I’m aware that I’ve only scratched the surface of possible topics in the history of public memory. I haven’t, for example, discussed museums as institutions of public memory, or the public memory of gender and sexuality, largely because others are more qualified to write about those topics than I am. So now, over to you: what do you see as the key challenges and gaps in writing the history of public memory in Aotearoa New Zealand?


[1] See, in particular, Damon Salesa, ‘New Zealand’s Pacific’, in Giselle Byrnes (ed.), The New Oxford History of New Zealand (South Melbourne: Oxford University Press, 2009), pp. 149-172.

[2] Senka Božić-Vrbančić, Tarara: Croats and Maori in New Zealand: Memory, Belonging, Identity (Dunedin: Otago University Press, 2008).

[3] See, for example, Judith Binney, Stories without End: Essays 1975-2010 (Wellington: Bridget Williams Books, 2010); Rachel Buchanan, The Parihaka Album: Lest We Forget (Wellington: Huia Publishers, 2009); Rachel Buchanan, Ko Taranaki Te Maunga (Wellington: Bridget Williams Books, 2018).

[4] For a case study, see Ewan Morris, ‘Māori Monument or Pākehā Propaganda? The Memorial to Keepa Te Rangihiwinui, Whanganui’, in Annabel Cooper, Lachy Paterson and Angela Wanhalla (eds), The Lives of Colonial Objects (Dunedin: Otago University Press, 2015), pp. 230-235.

[5] Annabel Cooper, Filming the Colonial Past: The New Zealand Wars on Screen (Dunedin: Otago University Press, 2018). See also Alistair Fox, Barry Keith Grant and Hilary Radner (eds), New Zealand Cinema: Interpreting the Past (Bristol: Intellect, 2011).

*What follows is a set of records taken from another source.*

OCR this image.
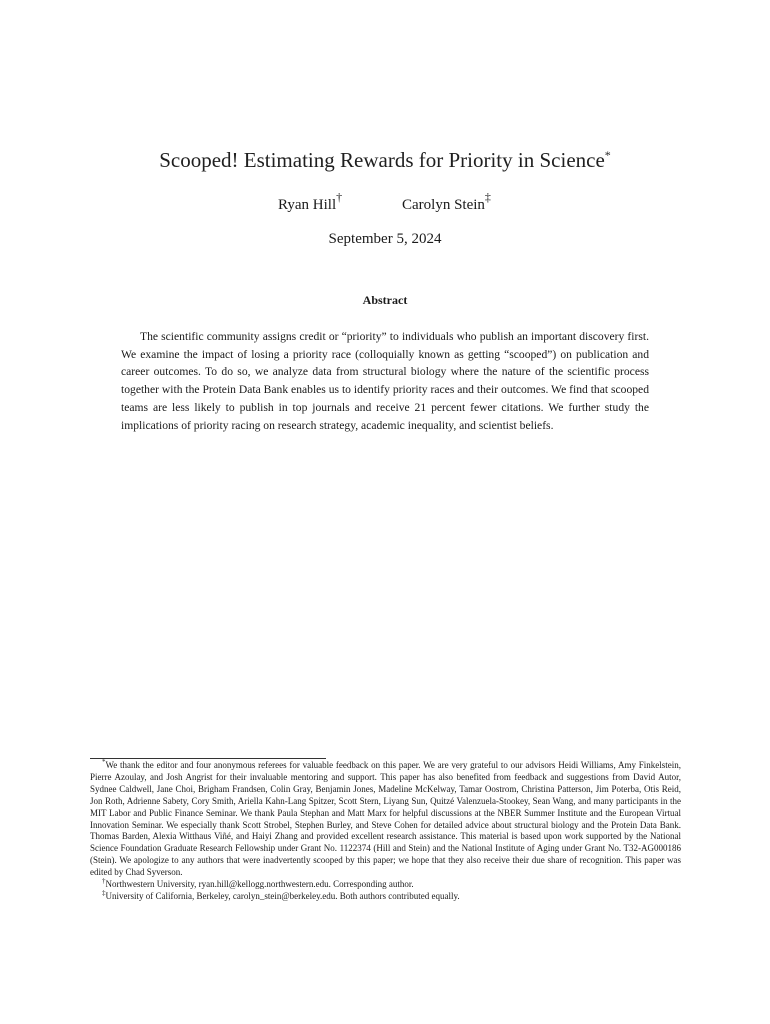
Scooped! Estimating Rewards for Priority in Science*
Ryan Hill†	Carolyn Stein‡
September 5, 2024
Abstract

The scientific community assigns credit or “priority” to individuals who publish an important discovery first. We examine the impact of losing a priority race (colloquially known as getting “scooped”) on publication and career outcomes. To do so, we analyze data from structural biology where the nature of the scientific process together with the Protein Data Bank enables us to identify priority races and their outcomes. We find that scooped teams are less likely to publish in top journals and receive 21 percent fewer citations. We further study the implications of priority racing on research strategy, academic inequality, and scientist beliefs.

*We thank the editor and four anonymous referees for valuable feedback on this paper. We are very grateful to our advisors Heidi Williams, Amy Finkelstein, Pierre Azoulay, and Josh Angrist for their invaluable mentoring and support. This paper has also benefited from feedback and suggestions from David Autor, Sydnee Caldwell, Jane Choi, Brigham Frandsen, Colin Gray, Benjamin Jones, Madeline McKelway, Tamar Oostrom, Christina Patterson, Jim Poterba, Otis Reid, Jon Roth, Adrienne Sabety, Cory Smith, Ariella Kahn-Lang Spitzer, Scott Stern, Liyang Sun, Quitzé Valenzuela-Stookey, Sean Wang, and many participants in the MIT Labor and Public Finance Seminar. We thank Paula Stephan and Matt Marx for helpful discussions at the NBER Summer Institute and the European Virtual Innovation Seminar. We especially thank Scott Strobel, Stephen Burley, and Steve Cohen for detailed advice about structural biology and the Protein Data Bank. Thomas Barden, Alexia Witthaus Viñé, and Haiyi Zhang and provided excellent research assistance. This material is based upon work supported by the National Science Foundation Graduate Research Fellowship under Grant No. 1122374 (Hill and Stein) and the National Institute of Aging under Grant No. T32-AG000186 (Stein). We apologize to any authors that were inadvertently scooped by this paper; we hope that they also receive their due share of recognition. This paper was edited by Chad Syverson.

†Northwestern University, ryan.hill@kellogg.northwestern.edu. Corresponding author.

‡University of California, Berkeley, carolyn_stein@berkeley.edu. Both authors contributed equally.
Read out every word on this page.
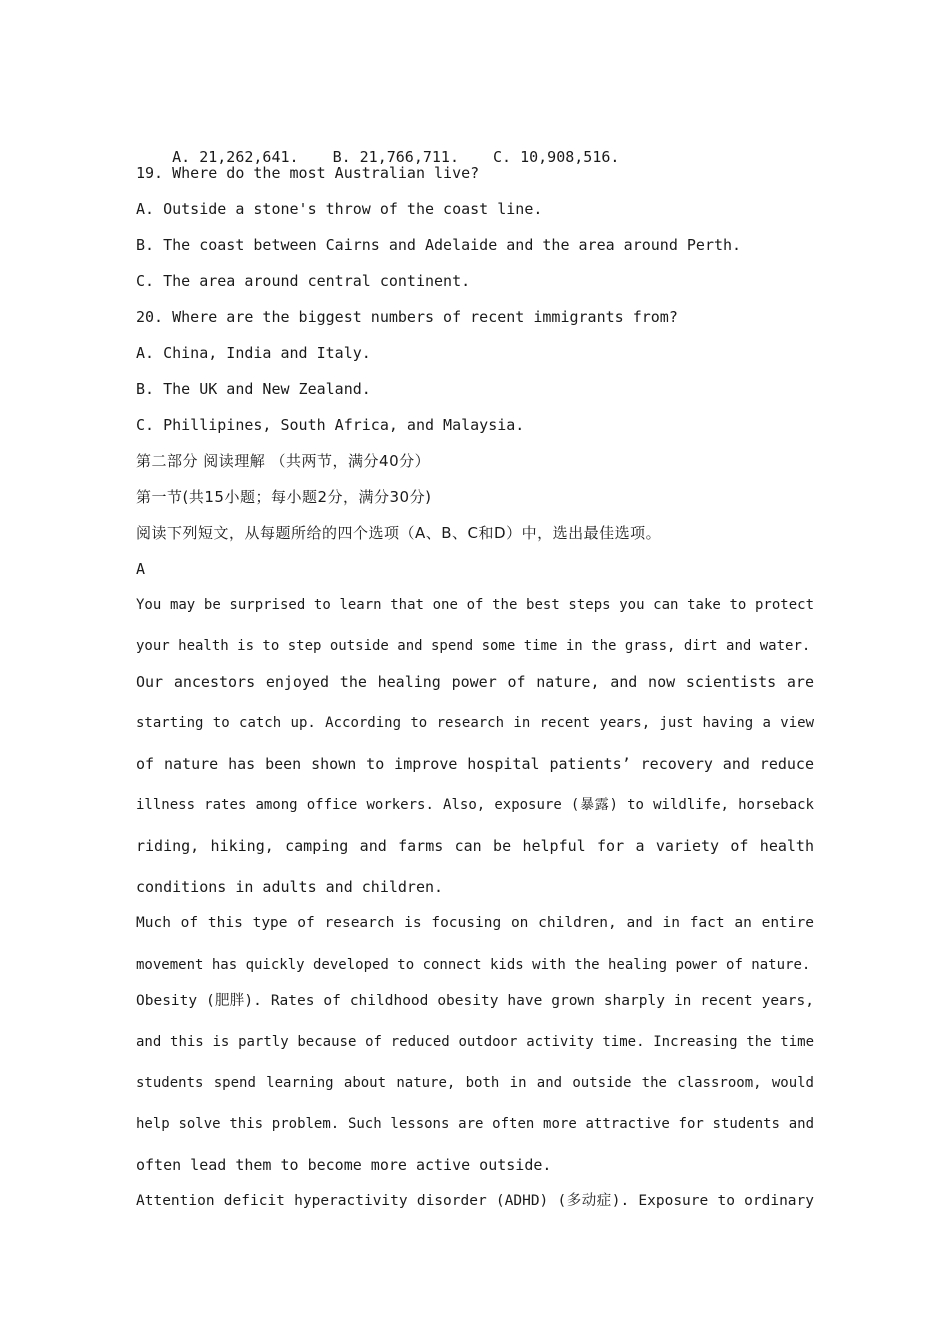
A. 21,262,641. B. 21,766,711. C. 10,908,516.

19. Where do the most Australian live?
A. Outside a stone's throw of the coast line.
B. The coast between Cairns and Adelaide and the area around Perth.
C. The area around central continent.
20. Where are the biggest numbers of recent immigrants from?
A. China, India and Italy.
B. The UK and New Zealand.
C. Phillipines, South Africa, and Malaysia.
第二部分 阅读理解 （共两节，满分40分）
第一节(共15小题；每小题2分，满分30分)
阅读下列短文，从每题所给的四个选项（A、B、C和D）中，选出最佳选项。
A
You may be surprised to learn that one of the best steps you can take to protect
your health is to step outside and spend some time in the grass, dirt and water.
Our ancestors enjoyed the healing power of nature, and now scientists are
starting to catch up. According to research in recent years, just having a view
of nature has been shown to improve hospital patients’ recovery and reduce
illness rates among office workers. Also, exposure (暴露) to wildlife, horseback
riding, hiking, camping and farms can be helpful for a variety of health
conditions in adults and children.
Much of this type of research is focusing on children, and in fact an entire
movement has quickly developed to connect kids with the healing power of nature.
Obesity (肥胖). Rates of childhood obesity have grown sharply in recent years,
and this is partly because of reduced outdoor activity time. Increasing the time
students spend learning about nature, both in and outside the classroom, would
help solve this problem. Such lessons are often more attractive for students and
often lead them to become more active outside.
Attention deficit hyperactivity disorder (ADHD) (多动症). Exposure to ordinary
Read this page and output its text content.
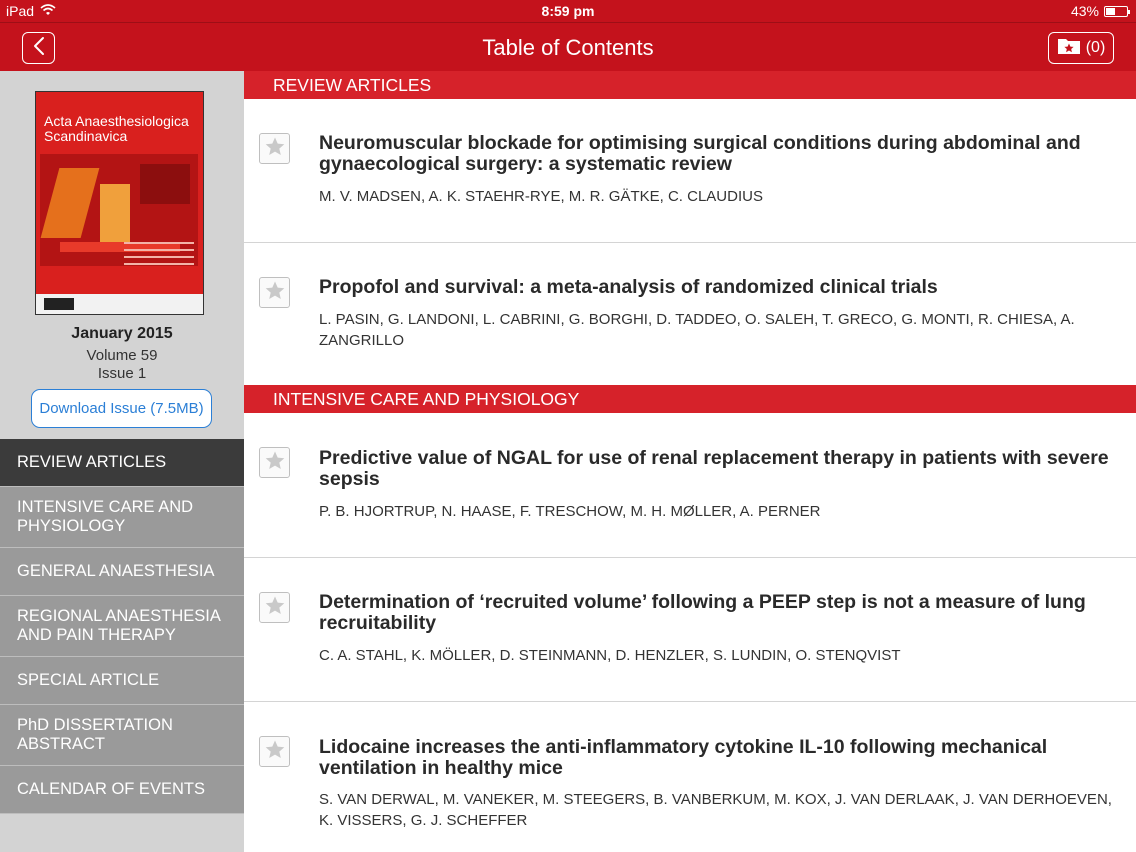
iPad	8:59 pm	43%
Table of Contents	(0)
Acta Anaesthesiologica
Scandinavica
January 2015
Volume 59
Issue 1
Download Issue (7.5MB)
REVIEW ARTICLES
INTENSIVE CARE AND PHYSIOLOGY
GENERAL ANAESTHESIA
REGIONAL ANAESTHESIA AND PAIN THERAPY
SPECIAL ARTICLE
PhD DISSERTATION ABSTRACT
CALENDAR OF EVENTS
REVIEW ARTICLES
Neuromuscular blockade for optimising surgical conditions during abdominal and gynaecological surgery: a systematic review
M. V. MADSEN, A. K. STAEHR-RYE, M. R. GÄTKE, C. CLAUDIUS
Propofol and survival: a meta-analysis of randomized clinical trials
L. PASIN, G. LANDONI, L. CABRINI, G. BORGHI, D. TADDEO, O. SALEH, T. GRECO, G. MONTI, R. CHIESA, A. ZANGRILLO
INTENSIVE CARE AND PHYSIOLOGY
Predictive value of NGAL for use of renal replacement therapy in patients with severe sepsis
P. B. HJORTRUP, N. HAASE, F. TRESCHOW, M. H. MØLLER, A. PERNER
Determination of ‘recruited volume’ following a PEEP step is not a measure of lung recruitability
C. A. STAHL, K. MÖLLER, D. STEINMANN, D. HENZLER, S. LUNDIN, O. STENQVIST
Lidocaine increases the anti-inflammatory cytokine IL-10 following mechanical ventilation in healthy mice
S. VAN DERWAL, M. VANEKER, M. STEEGERS, B. VANBERKUM, M. KOX, J. VAN DERLAAK, J. VAN DERHOEVEN, K. VISSERS, G. J. SCHEFFER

[6] Leonard Bell, Colonial Constructs: European Images of Maori, 1840-1914 (Auckland: Auckland University Press, 1992), esp. ch. 4; Rebecca Rice, Unsettling: Art and the New Zealand Wars (Victoria University of Wellington, Art History Lecture Series 14, 2016); Roger Blackley, Galleries of Maoriland: Artists, Collectors and the Māori World, 1880-1910 (Auckland: Auckland University Press, 2018).

[7] Richard Wolfe, It’s in the Post: The Stories Behind New Zealand Stamps (Nelson: Craig Potton Publishing, 2010).